A history of area pharmacies
At the turn of the 20th century, Nashua – population roughly 23,000 – boasted 15 pharmacies, half of them on Main Street, none farther than a two-block walk east or west.
Alternately called apothecaries, drugstores or drug companies, most were family-owned and operated, often for generations.
And they had at least one thing in common: Each was independently owned.
Today, in a Nashua four times that size, only three independent, or “unchained,” pharmacies – Rice’s, Wingate’s and Medicine World – remain. But come next week, that drops to just two when Rice’s, the oldest pharmacy not only in Nashua but in the state, as well, shutters its landmark shop adjacent to the Main Street Bridge after a remarkable 142 years.
While owner Roger Hebert and his employees are continuing on in the pharmacy business, the name Rice’s – for longtime owner Herbert E. Rice – is now relegated to the history books.
While doctors and “chemists” – the original apothecarists and pharmacists – began compounding drugs and putting up remedies such as dysentery syrup, balsam of life, gum myrrh, nerve powders, slippery elm and wine bitters as far back as Revolutionary War times, the first true pharmacies and apothecaries didn’t come along until the early 1800s.
Nashua’s first drugstores are believed to have popped up in the 1820s and early ’30s in Nashua Village, a so-called section of Old Dunstable up until the city was incorporated as Nashua in 1836.
The first drugstore mentioned by name is the Nashua Medicine Store, which, according to “The Nashua Experience,” always had an ample selection of German leeches on hand.
Here is a time line of highlights in Rice’s and other Nashua pharmacies’ history:
• 1820s – City’s first apothecaries opens, mostly to supply physicians with herbal and compounded cures.
• 1868 – Present-day Rice’s Pharmacy is founded at 55 Main St. as Blanchard & Currier by physician/surgeon George W. Currier and druggist Willis H. Blanchard.
• 1892 – Nashua Drug Co., a trade cooperative, is formed; Blanchard and Currier buy first five shares for $10 each.
• 1900 – Frank Homer Wingate opens Wingate’s Pharmacy at 129 Main St. Fourth-generation owner Gary Wingate operates the business at the same address today.
• Early 1900s – Nashua lists 15 apothecaries or drugstores, all independent.
• 1910 – Pharmacist Herbert E. Rice, formerly employed by Hallisey’s Drug Store and Underhill Drug Co., buys Blanchard & Currier.
• Dec. 11, 1924 – Original Rice’s Pharmacy building burns with several others in the huge Main Street Bridge fire.
• 1927 – The present-day Riverside Building is constructed. Rice’s address becomes 59 Main St.
• 1947 – Lawyer Gerald Cobleigh and businessman Abraham Slawsby buy Riverside Building.
• 1950 – Herbert Rice retires; Rice’s is bought by Ray Lavallee, who removes marble soda fountain.
• 1952 – Eleven independent pharmacies are operating in Nashua.
• 1957 – Nashua native, pharmacist and apothecarist Brad Whitney opens Whitney Pharmacy at Main and Kinsley streets.

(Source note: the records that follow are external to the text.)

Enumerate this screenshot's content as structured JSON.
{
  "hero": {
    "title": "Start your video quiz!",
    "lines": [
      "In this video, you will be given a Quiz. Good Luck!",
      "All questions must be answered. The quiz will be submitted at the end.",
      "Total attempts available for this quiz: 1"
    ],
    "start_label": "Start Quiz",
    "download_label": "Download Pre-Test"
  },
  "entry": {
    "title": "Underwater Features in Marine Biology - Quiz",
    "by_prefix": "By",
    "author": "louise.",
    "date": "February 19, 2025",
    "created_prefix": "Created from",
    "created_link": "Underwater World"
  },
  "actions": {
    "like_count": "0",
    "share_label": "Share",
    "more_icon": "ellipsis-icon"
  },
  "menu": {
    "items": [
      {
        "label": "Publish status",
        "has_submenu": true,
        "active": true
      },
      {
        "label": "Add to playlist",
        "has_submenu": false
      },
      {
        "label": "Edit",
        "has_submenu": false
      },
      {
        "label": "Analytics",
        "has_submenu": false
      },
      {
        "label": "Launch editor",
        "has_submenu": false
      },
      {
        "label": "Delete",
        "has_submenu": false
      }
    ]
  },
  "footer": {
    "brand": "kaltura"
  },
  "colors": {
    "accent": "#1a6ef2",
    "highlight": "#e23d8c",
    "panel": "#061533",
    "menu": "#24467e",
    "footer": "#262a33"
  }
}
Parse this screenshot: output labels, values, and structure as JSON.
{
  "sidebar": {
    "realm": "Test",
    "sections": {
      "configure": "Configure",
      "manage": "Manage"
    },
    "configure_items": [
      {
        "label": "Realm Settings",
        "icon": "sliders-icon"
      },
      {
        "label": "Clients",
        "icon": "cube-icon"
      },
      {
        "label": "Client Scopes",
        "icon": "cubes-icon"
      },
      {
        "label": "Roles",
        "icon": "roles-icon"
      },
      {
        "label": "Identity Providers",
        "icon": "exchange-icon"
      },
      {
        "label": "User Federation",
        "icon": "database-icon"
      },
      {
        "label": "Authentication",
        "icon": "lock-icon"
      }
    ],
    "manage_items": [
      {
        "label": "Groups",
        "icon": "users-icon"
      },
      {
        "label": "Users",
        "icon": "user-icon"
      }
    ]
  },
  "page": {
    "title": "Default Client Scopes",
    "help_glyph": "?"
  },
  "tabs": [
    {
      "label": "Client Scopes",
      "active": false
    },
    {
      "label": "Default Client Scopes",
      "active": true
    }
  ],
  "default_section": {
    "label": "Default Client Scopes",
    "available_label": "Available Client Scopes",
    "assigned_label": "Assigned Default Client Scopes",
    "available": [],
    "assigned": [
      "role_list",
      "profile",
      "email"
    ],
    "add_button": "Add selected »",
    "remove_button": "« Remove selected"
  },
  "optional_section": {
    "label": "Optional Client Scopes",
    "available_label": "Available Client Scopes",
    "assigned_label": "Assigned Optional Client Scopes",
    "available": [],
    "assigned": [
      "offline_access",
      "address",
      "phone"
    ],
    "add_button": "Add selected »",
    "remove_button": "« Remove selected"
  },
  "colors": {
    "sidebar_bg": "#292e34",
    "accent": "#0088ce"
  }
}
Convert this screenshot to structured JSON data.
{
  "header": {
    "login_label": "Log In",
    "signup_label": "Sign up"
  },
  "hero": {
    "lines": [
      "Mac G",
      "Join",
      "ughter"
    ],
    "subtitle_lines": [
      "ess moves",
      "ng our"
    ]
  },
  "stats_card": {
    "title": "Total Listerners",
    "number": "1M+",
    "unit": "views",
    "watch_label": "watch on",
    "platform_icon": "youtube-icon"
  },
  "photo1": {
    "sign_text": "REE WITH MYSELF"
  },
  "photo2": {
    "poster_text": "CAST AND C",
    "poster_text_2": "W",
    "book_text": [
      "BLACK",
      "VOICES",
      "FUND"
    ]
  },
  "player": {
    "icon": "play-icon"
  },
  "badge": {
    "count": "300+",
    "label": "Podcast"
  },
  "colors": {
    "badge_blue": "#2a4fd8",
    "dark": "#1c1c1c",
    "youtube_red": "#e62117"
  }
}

• 1957 – Jim Hebert, newly graduated from pharmaceutical school, begins work at Rice’s.
• 1968 – Nine independent pharmacies are operating in Nashua.
• 1982 – Pharmacist Bob Lolley opens Medicine World at 262 Main Dunstable Road.
• 1983 – Peter Supry opens Peter’s Pharmacy at the former Town & Country Pharmacy, 495 Amherst St.
• 1985 – Eight pharmacies (some with multiple locations) are operating in Nashua. Six are independently owned.
• 1986 – Chris Stone buys Peter’s Pharmacy from Supry.
• 1995 – Jim Hebert’s son, Roger, takes over Rice’s.
• 2000 – Whitney Pharmacy closes after more than 40 years.
• December 2008 – Stone sells the business to Target and closes, leaving three independent pharmacies in Nashua.
• October 2010 – Rice’s owner Roger Hebert enters agreement to operate the Osco pharmacy in Shaw’s Supermarket, 300 Main St. Rice’s Pharmacy closes after 142 years on the Main Street Bridge.